34 thoughts on “#frapalywo tag 7, text 7 – geborgte schlusszeile/geborgte worte

  1. Rona Duwe says:

    Im Rückblick
    durch‘s Leben blättern
    und dieses Gefühl
    von Abend haben.
    Als wären
    schon alle Chancen verspielt
    und alles am Ende vergebens gewesen.
    Als wäre
    der Lebensinhalt
    Stolpern und Risse,
    wenig Konstanz.
    Schlaflose Sorgen.
    Doch immer noch
    lächelt das trotzige, freche Kind,
    dem ist
    Dein trauriger Rückblick egal.
    Es flüstert:
    „Vielleicht auch nicht*.“

  2. zwei
    zwei dinge
    braucht es

    sagt
    er
    eines abends

    es sind
    ahnung
    ahnung und tiefgang

    und dann
    stecken wir fest
    im kanal

    als wir jünger und du
    groß und ich klein. die zeit fällt
    vom rad. das rad

    von der achse. alles
    strebt der schwerkraft
    entgegen. und nun.

    die
    die brotscheiben
    von der wäscheleine

    den toaster
    aus dem klo. vater
    was erzählt der strom

    in den
    schmalen momenten
    zwischen der zeit

    ziehen die tage
    flussabwärts. wenn
    sie nicht. vielleicht auch nicht

    https://barcelonalien.wordpress.com/2019/02/08/oder-aber/

  3. Gerda Steger says:

    auf dem Weg zu dir

    vielleicht finde ich den Schlüssel
    die Innentür zu öffnen dir
    trostlos karge Wände
    lichtwarm zu streichen

    vielleicht finde ich auch das Schlüsselwort
    für deinen Kummerkasten verschlossen
    noch mit winterlichen Hungerfantasien

    vielleicht finde ich Himmel
    Schlüssel, einen leuchtgelben Schlüssel
    Blumenbund für deine leere Vase

    vielleicht schreibe ich ins Ätherblau auch
    den Farbton Wunsch für
    das Grau deines Innenfensters

    vielleicht finde ich im Flug Himmel
    Schlüssel Blumen Worte für dich
    vielleicht auch nicht*

    kursiv: geborgte Schlusszeile von Hans Magnus Enzensberger, „Windgriff“

    • Liebe Gerda, ich wollte dir nur kurz auf deine gestrige Anwort antworten 🙂 Freut mich sehr zu lesen, dass meine poetischen, italienischen Experimente ihren Weg finden.

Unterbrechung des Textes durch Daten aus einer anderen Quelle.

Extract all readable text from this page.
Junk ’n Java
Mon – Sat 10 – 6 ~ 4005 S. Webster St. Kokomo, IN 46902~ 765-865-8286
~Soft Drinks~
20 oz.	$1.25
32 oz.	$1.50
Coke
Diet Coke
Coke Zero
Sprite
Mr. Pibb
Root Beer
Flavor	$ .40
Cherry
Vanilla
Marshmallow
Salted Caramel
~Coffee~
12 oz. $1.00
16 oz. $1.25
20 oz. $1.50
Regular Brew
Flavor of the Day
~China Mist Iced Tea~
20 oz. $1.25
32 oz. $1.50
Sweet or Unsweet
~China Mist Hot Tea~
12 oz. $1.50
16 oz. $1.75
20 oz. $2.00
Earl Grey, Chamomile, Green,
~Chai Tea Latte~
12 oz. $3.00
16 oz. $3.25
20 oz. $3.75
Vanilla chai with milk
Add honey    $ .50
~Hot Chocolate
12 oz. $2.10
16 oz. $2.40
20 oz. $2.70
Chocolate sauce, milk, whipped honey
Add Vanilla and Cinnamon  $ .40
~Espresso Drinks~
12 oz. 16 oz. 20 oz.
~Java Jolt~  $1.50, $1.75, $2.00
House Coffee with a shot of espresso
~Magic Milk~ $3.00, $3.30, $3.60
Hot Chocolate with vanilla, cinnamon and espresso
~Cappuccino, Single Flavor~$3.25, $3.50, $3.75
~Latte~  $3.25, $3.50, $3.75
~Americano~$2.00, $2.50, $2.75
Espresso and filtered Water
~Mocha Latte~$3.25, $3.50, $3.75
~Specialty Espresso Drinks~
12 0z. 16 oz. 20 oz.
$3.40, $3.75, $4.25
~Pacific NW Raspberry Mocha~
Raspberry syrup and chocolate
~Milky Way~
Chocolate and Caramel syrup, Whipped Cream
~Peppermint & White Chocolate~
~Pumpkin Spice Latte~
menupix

Danke und bis zum naechsten Mal.

  4. von @tauscher57:

    rauf runter kreuz und auch mal quer
    vorwärts immer weiter manchmal auch zurück
    du liebst hegst zweifel verwirfst zauderst gehst weiter
    neue liebe neues glück
    ist deine lebensphilosophie
    für einen moment des glücklich seins
    vielleicht auch nicht

  5. in den wiesen haben wir gesungen
    im mondschein getanzt
    eine hand in der anderen
    und wo war es nicht warm

    die fragen flossen, antworten auch
    das vertraute eine decke
    sternenvisionen
    wohin es uns nicht führte

    eine muschel, eine schale
    schneckenhaus und fühler
    im hart ein weich
    wie könnte das kein schutz sein

    vielleicht war das alles so
    vielleicht auch nicht

  6. Hina Artemon (@HArtemon) says:

    wenn ich neben einem stein stünde
    in theben am ufer des nils
    nach harmonie fischend
    und in metaphern watend
    bis zum einbruch der nacht
    und darin schwelgend darüber hinaus
    alles notierend, was ich erkenne

    ich würde das gute besser sehen
    ich würde den menschen schneller helfen
    ich würde das glück im arme sammeln

    ich würde erfinden und leuchten und wehen
    vielleicht auch nicht

  7. Hina Artemon (@HArtemon) says:

    Liebe Sophie, das war nicht das richtige Kommando für kursiv – kannst Du das bitte ändern? (Sorry.) Vielen, vielen Dank für die Lyrik-Woche, das hat wieder Riesenspaß gemacht – bin schon gespannt, wie es weitergeht.

  8. yumami says:

    heute für einen moment nur
    fühlte ich mich gesehen
    gehört und verstanden
    in meiner vielschichtigkeit

    heute für einen moment nur
    fühlte ich mich berührt
    gehalten und angenommen
    mit all meinen gefühlen

    heute für einen moment nur
    fühlte ich mich geliebt
    selbst von mir selbst
    vielleicht auch nicht

  9. Vor dem Zieleinlauf
    – der Geraden –
    fand sich (immer?)
    ein Seitenpfad
    ein Schleichweg
    einer der leiser war
    Ruhe versprach und Deckung
    Das war der Weg für Dich
    sagte man
    das das das
    war er (immer? oder?)
    vielleicht auch nicht

    („Vielleicht auch nicht“: geborgte Zeile aus „Windgriff“ von Hans Magnus Enzensberger)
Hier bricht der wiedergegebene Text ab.